S3 [bölüm 38]: "Senden Gidememek, Sana Gelememek"

60 10 0
                                    


S3 [bölüm 38]:
"Senden Gidememek, Sana Gelememek"







Saptığım bu yolun gül bahçesi olmayacağını biliyordum.

~

Everything I know brings me back to us

I don't wanna go, we've been here before

-I miss you, I'm sorry (Gracie Abrams]

***

Baharın gelişi Beacon Hills'te büyük bir yankı uyandırmazdı. Dört mevsim kasvetli olan bir kasabanın halkı heyecanlanmazdı. Ama bu yıl öyle değildi. Baharın ilk günlerinde güneş parlamaya başlamıştı. Havalar ısınıyordu. Baharın sahip olması gereken neredeyse bütün güzellikler etrafı sarmıştı. Çiçekler açıyordu. Ağaçlar yeşillenmişti. Garip bir durumdu ama herkesi heyecanlandırmayı başarmıştı. Okulda bunun için bir parti bile düzenlenecekti.

Parti. Lanet olsun.

Lisa'nın partisinde Jungkook'u sapasağlam bulduğumdan beri herkes bana paranoyak gözüyle bakıyordu. Kimseye Matt'ten bahsetmemiştim. Partiye dalıp Jungkook'u  bulduğum anda elindeki bira şişesini tutup fırlatmam da hepsini dumura uğratmıştı. Dehşetimi gizlemeyi iyi beceriyor olmalıydım. Herkes bunu Jungkook'a duyduğum öfkeden ve bitmek bilmez nefretimden yaptığımı düşünüyordu. İşin kötü yanı Jungkook'un da buna inanmasıydı. Aramızdaki bağın sandığı kadar güçlü olmadığını ve benim onunla vakit geçirmekten hoşlanmadığımı düşünüyordu. O günden beri de gerekmedikçe yüzüme bakmıyordu.

Olanlardan sonra üzerine daha fazla titrediğimi görmüyor muydu?
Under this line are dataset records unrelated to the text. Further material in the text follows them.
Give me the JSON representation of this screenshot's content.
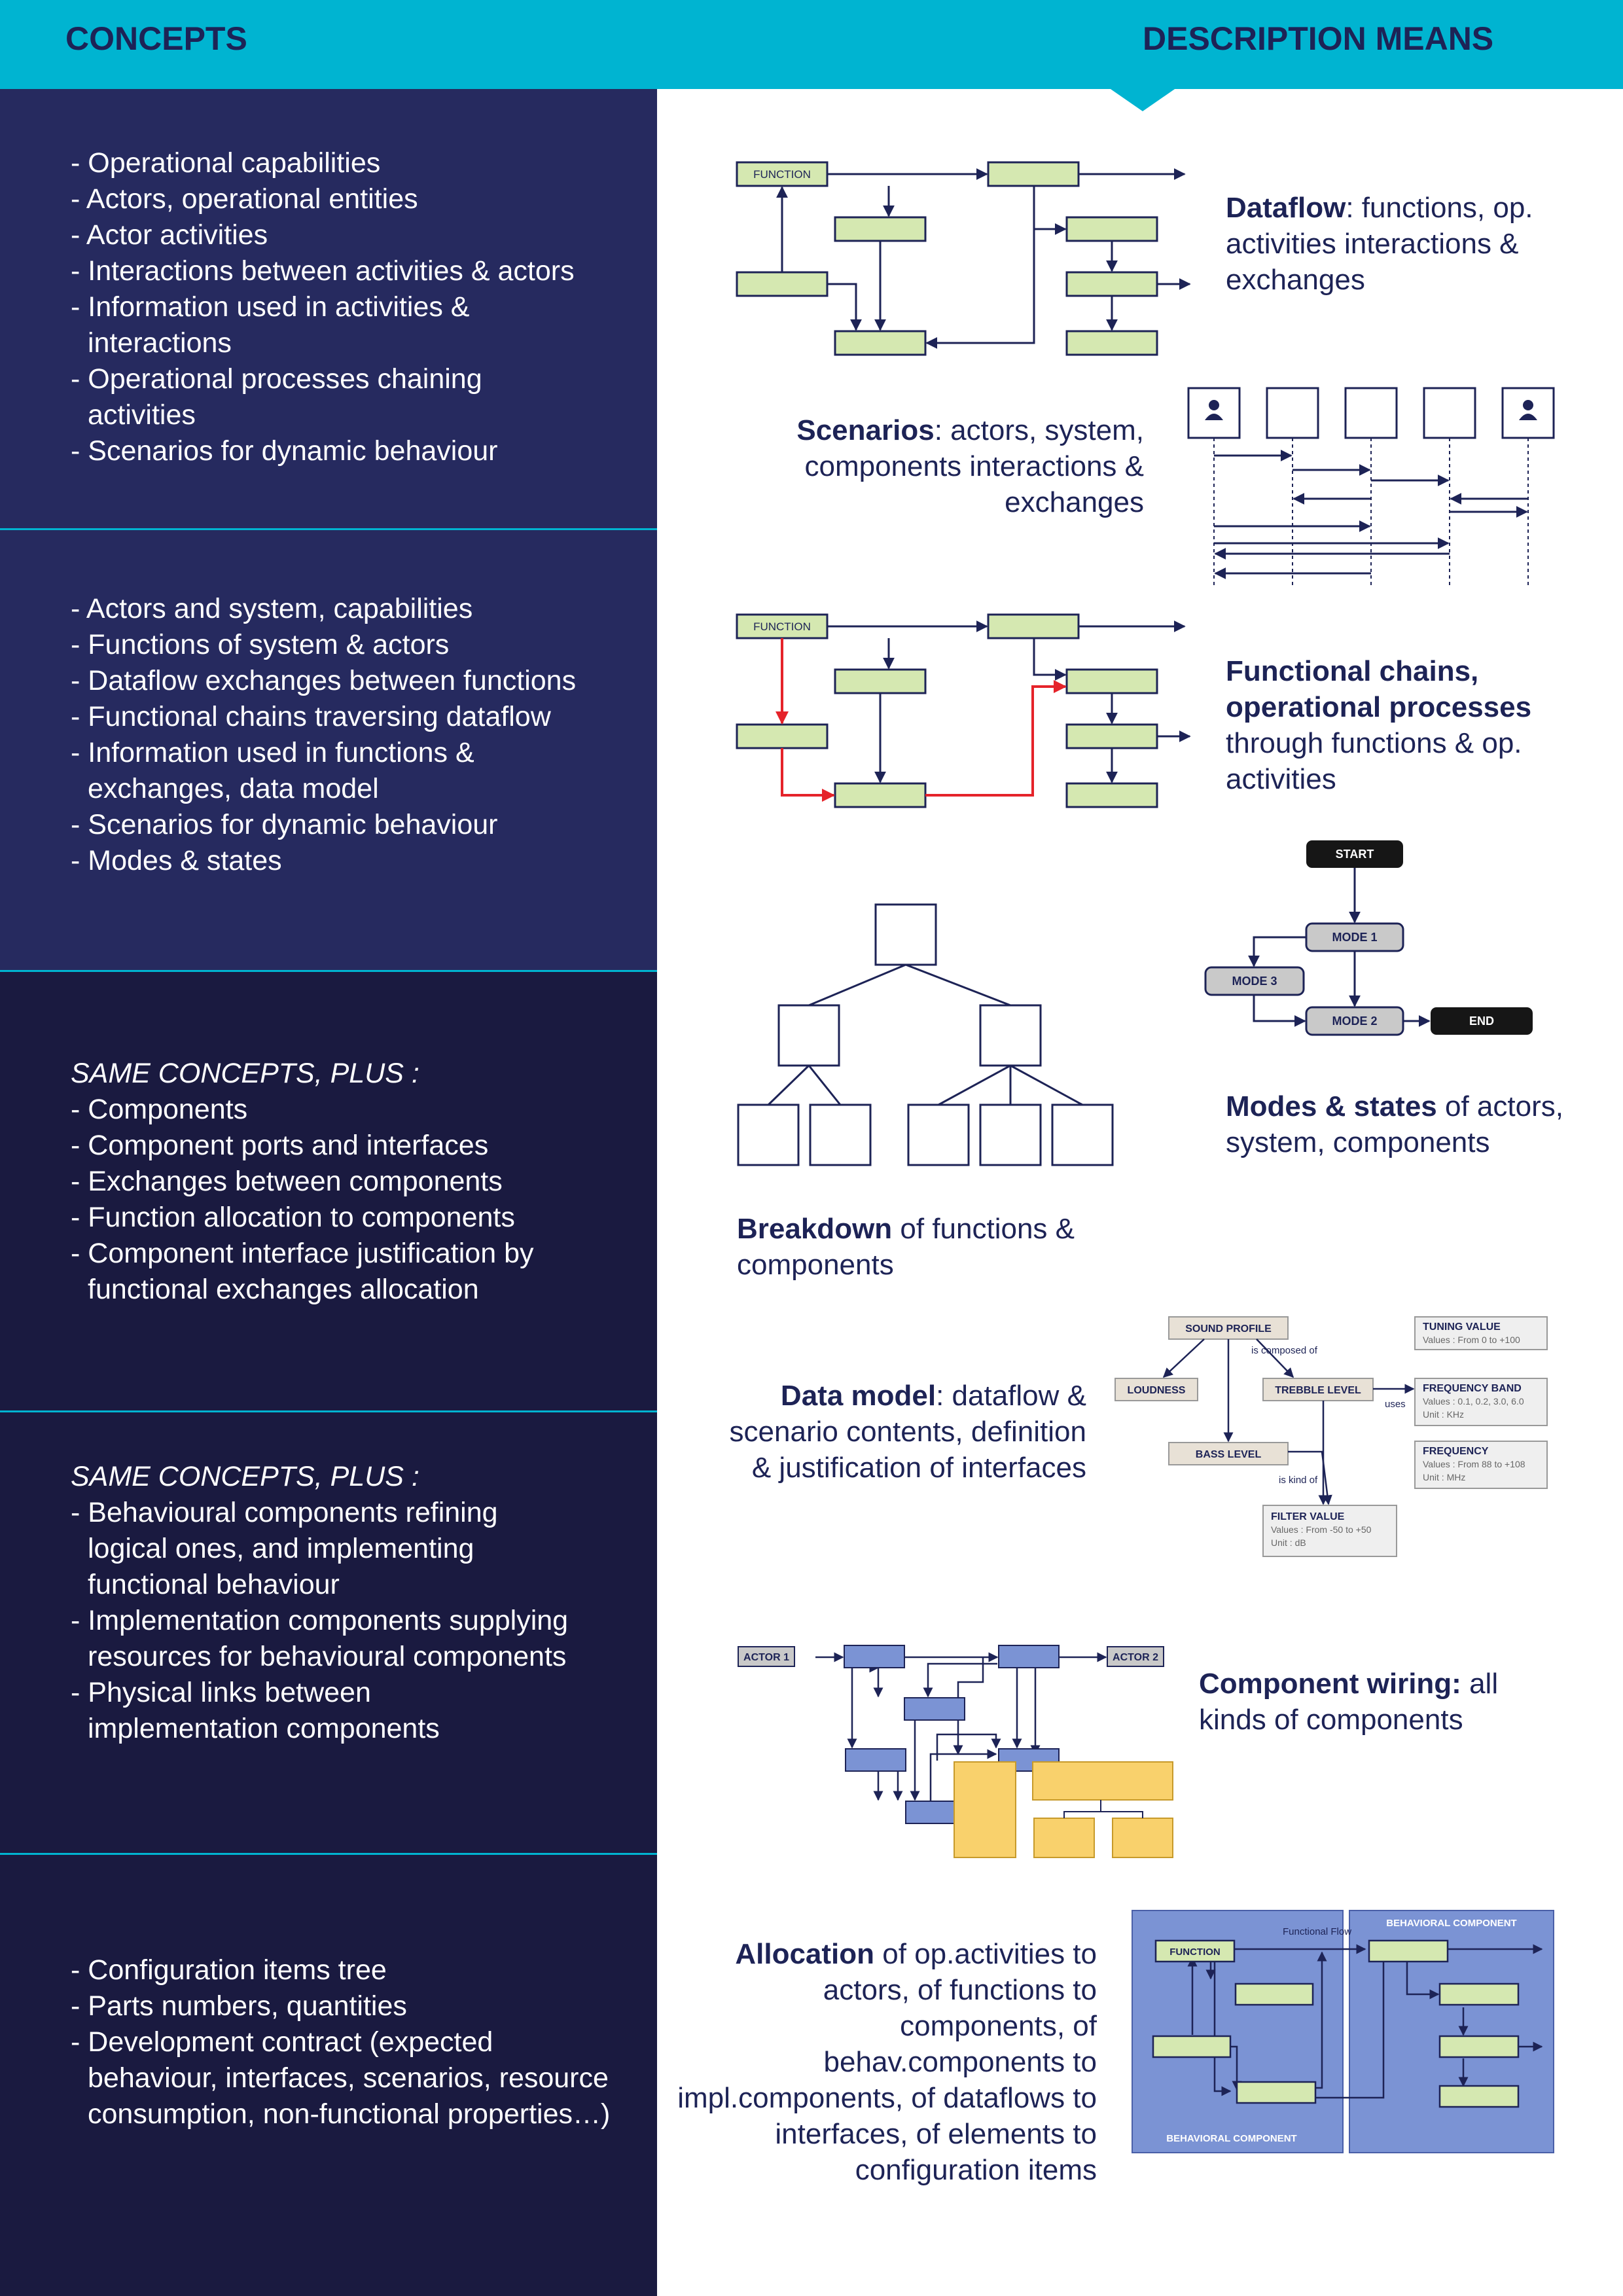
{
  "header": {
    "concepts_title": "CONCEPTS",
    "description_title": "DESCRIPTION MEANS"
  },
  "concepts": [
    {
      "items": [
        "Operational capabilities",
        "Actors, operational entities",
        "Actor activities",
        "Interactions between activities & actors",
        "Information used in activities & interactions",
        "Operational processes chaining activities",
        "Scenarios for dynamic behaviour"
      ]
    },
    {
      "items": [
        "Actors and system, capabilities",
        "Functions of system & actors",
        "Dataflow exchanges between functions",
        "Functional chains traversing dataflow",
        "Information used in functions & exchanges, data model",
        "Scenarios for dynamic behaviour",
        "Modes & states"
      ]
    },
    {
      "heading": "SAME CONCEPTS, PLUS :",
      "items": [
        "Components",
        "Component ports and interfaces",
        "Exchanges between components",
        "Function allocation to components",
        "Component interface justification by functional exchanges allocation"
      ]
    },
    {
      "heading": "SAME CONCEPTS, PLUS :",
      "items": [
        "Behavioural components refining logical ones, and implementing functional behaviour",
        "Implementation components supplying resources for behavioural components",
        "Physical links between implementation components"
      ]
    },
    {
      "items": [
        "Configuration items tree",
        "Parts numbers, quantities",
        "Development contract (expected behaviour, interfaces, scenarios, resource consumption, non-functional properties…)"
      ]
    }
  ],
  "descriptions": {
    "dataflow": {
      "bold": "Dataflow",
      "rest": ": functions, op. activities interactions & exchanges"
    },
    "scenarios": {
      "bold": "Scenarios",
      "rest": ": actors, system, components interactions & exchanges"
    },
    "functional_chains": {
      "bold": "Functional chains, operational processes",
      "rest": " through functions & op. activities"
    },
    "modes_states": {
      "bold": "Modes & states",
      "rest": " of actors, system, components"
    },
    "breakdown": {
      "bold": "Breakdown",
      "rest": " of functions & components"
    },
    "data_model": {
      "bold": "Data model",
      "rest": ": dataflow & scenario contents, definition & justification of interfaces"
    },
    "component_wiring": {
      "bold": "Component wiring:",
      "rest": " all kinds of components"
    },
    "allocation": {
      "bold": "Allocation",
      "rest": " of op.activities to actors, of functions to components, of behav.components to impl.components, of dataflows to interfaces, of elements to configuration items"
    }
  },
  "diagram_labels": {
    "function": "FUNCTION",
    "start": "START",
    "mode1": "MODE 1",
    "mode2": "MODE 2",
    "mode3": "MODE 3",
    "end": "END",
    "sound_profile": "SOUND PROFILE",
    "is_composed_of": "is composed of",
    "loudness": "LOUDNESS",
    "trebble_level": "TREBBLE LEVEL",
    "bass_level": "BASS LEVEL",
    "uses": "uses",
    "is_kind_of": "is kind of",
    "filter_value": "FILTER VALUE",
    "filter_values": "Values : From -50 to +50",
    "filter_unit": "Unit : dB",
    "tuning_value": "TUNING VALUE",
    "tuning_values": "Values : From 0 to +100",
    "frequency_band": "FREQUENCY BAND",
    "frequency_band_values": "Values : 0.1, 0.2, 3.0, 6.0",
    "frequency_band_unit": "Unit : KHz",
    "frequency": "FREQUENCY",
    "frequency_values": "Values : From 88 to +108",
    "frequency_unit": "Unit : MHz",
    "actor1": "ACTOR 1",
    "actor2": "ACTOR 2",
    "behavioral_component": "BEHAVIORAL COMPONENT",
    "functional_flow": "Functional Flow"
  },
  "colors": {
    "header": "#00b4d1",
    "band_upper": "#262a5f",
    "band_lower": "#1a1a40",
    "navy": "#1d2356",
    "function_fill": "#d5e8b1",
    "chain_red": "#e5232a",
    "component_blue": "#7b93d4",
    "impl_yellow": "#f9d16c",
    "data_beige": "#e8e1d6"
  }
}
Herkes salak mıydı? Ortalıkta dolaşıp "Jungkook ne yedin?" ya da "Bugün garip bir şeyler içtin mi?" diye sormam kimsenin dikkatini çekmiyordu anlaşılan. Gün içerisinde dört kez arayıp bilmediği bir şey yememesini, içtiklerini koklamasını filan söylüyordum. Aldığım cevap her seferinde "Siktir Taehyung." oluyordu. Benim endişem onun öfkesini besliyordu ve yavaş yavaş en başa, birbirimizden uzak durduğumuz zamana döndüğümüzü hissediyordum. Ona eşşek şakası yapmak için zaman kolladığımı sanıyordu. Matt'ten nefret ediyordum çünkü onun yaptığı şey yüzünden Jungkook benden uzaklaşıyordu.

Bu hâldeyken herkesin katılacağı bir Bahar Partisi için hazırlıklara yardım etmeye pek hevesli değildim. Bayan Morrell bendeki bu negatif enerjiyi hissetmiş olacak ki spor salonuna taşıdığım her kutuyla bizzat ilgileniyordu. Ama asıl yapmaya çalıştığı şey benimle konuşmaktı. "Süslemeler için gerçek çiçek kullanıyoruz Taehyung. Yüzündeki bu ifadeyle hepsini solduracaksın." Tavandan sarkan çiçeklere bakarken iç çektim. Haklıydı. Solgun görünüyorlardı. "Affedersiniz Bayan Morrell." dedim. Bu onu güldürdü. "Tanrı aşkına. Biraz neşelen. Sorun her neyse inan bana çözülecektir. Konuşmak istersen bana anlatabilirsin. Biliyorsun okul danışmanıyım."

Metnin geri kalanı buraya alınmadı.